Kankakee River State Park, located in Kankakee County, contains evidence of the catastrophic Kankakee Torrent that occurred roughly 19,000 years ago. This event occurred when the dam of a glacial lake located in what is now the Lower Peninsula of Michigan failed catastrophically, leading to a massive influx of water down the channel of the modern Kankakee River. Evidence of this flood can be seen in the high rubble bars that run parallel to the modern river. The torrent also cut through the bedrock of the Joliet Dolomite; this caused the formation of waterfalls in tributaries of the Kankakee as their waters flowed over the hard bedrock and fell down into the canyon cut by the torrent. The Rock Creek Canyon is home to one such waterfall, which is eroding upstream at a rate of 3 inches (7.5 cm) per year

The most obvious glacial feature in Illinois is Lake Michigan, the basin of which was carved out by glaciers.  As the glaciers receded they left a large number of recessional moraines; among the more visible moraines in the state is the Bloomington Moraine, a Wisconsinan terminal moraine that can be seen in Bureau County. This moraine is also associated with a large number of eskers and a substantial glacial outwash plain; also associated with this terminal moraine is a series of sand dunes created from sand deriving from glacial outwash. These are primarily parabolic and longitudinal dunes. Located to the Southwest the Bloomington Moraine is a large, very flat plain; this area is in fact the lakebed of Glacial Lake Pontiac, which drained about 17,000 years ago.

Glacial Park, in McHenry County, preserves a wealth of glacial landscape features, including a delta kame named Camelback Kame, as well as wetlands in three glacial kettles—one marsh, one bog, and one fen.

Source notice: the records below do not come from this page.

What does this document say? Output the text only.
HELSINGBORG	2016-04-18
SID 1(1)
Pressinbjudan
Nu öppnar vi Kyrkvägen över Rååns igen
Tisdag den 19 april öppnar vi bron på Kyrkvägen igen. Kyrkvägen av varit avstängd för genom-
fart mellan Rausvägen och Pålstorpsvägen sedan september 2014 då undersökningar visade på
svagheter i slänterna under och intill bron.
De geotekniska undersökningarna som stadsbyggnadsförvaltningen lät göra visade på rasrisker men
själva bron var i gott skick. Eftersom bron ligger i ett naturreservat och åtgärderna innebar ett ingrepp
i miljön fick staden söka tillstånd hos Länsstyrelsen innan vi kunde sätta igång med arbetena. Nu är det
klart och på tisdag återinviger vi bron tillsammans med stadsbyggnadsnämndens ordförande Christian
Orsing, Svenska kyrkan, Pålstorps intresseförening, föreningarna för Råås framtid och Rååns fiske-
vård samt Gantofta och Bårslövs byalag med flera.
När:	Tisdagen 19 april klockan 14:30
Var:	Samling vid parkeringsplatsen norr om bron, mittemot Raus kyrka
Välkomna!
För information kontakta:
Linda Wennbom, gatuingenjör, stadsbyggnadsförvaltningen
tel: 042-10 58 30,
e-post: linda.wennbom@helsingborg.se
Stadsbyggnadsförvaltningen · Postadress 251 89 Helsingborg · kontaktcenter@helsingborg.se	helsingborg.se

The very northwesternmost corner of the state lies in the Driftless Area, so named because it was never covered by glaciers. This area is marked by much more dramatic topography than in the rest of the state, due to the incision of the Mississippi River and subsequent reworking of river systems during the Quaternary Glaciation. In this area, vertical cliffs have been cut into the resistant dolostone of the Ordovician Dunleith formation by rivers. Apple River Canyon State Park shows some of this dramatic topography in the eponymous canyon; the tributaries of the Apple River enter the main channel pointing upstream, indicating a reversal in flow direction due to the advance of the Illinoian glacier.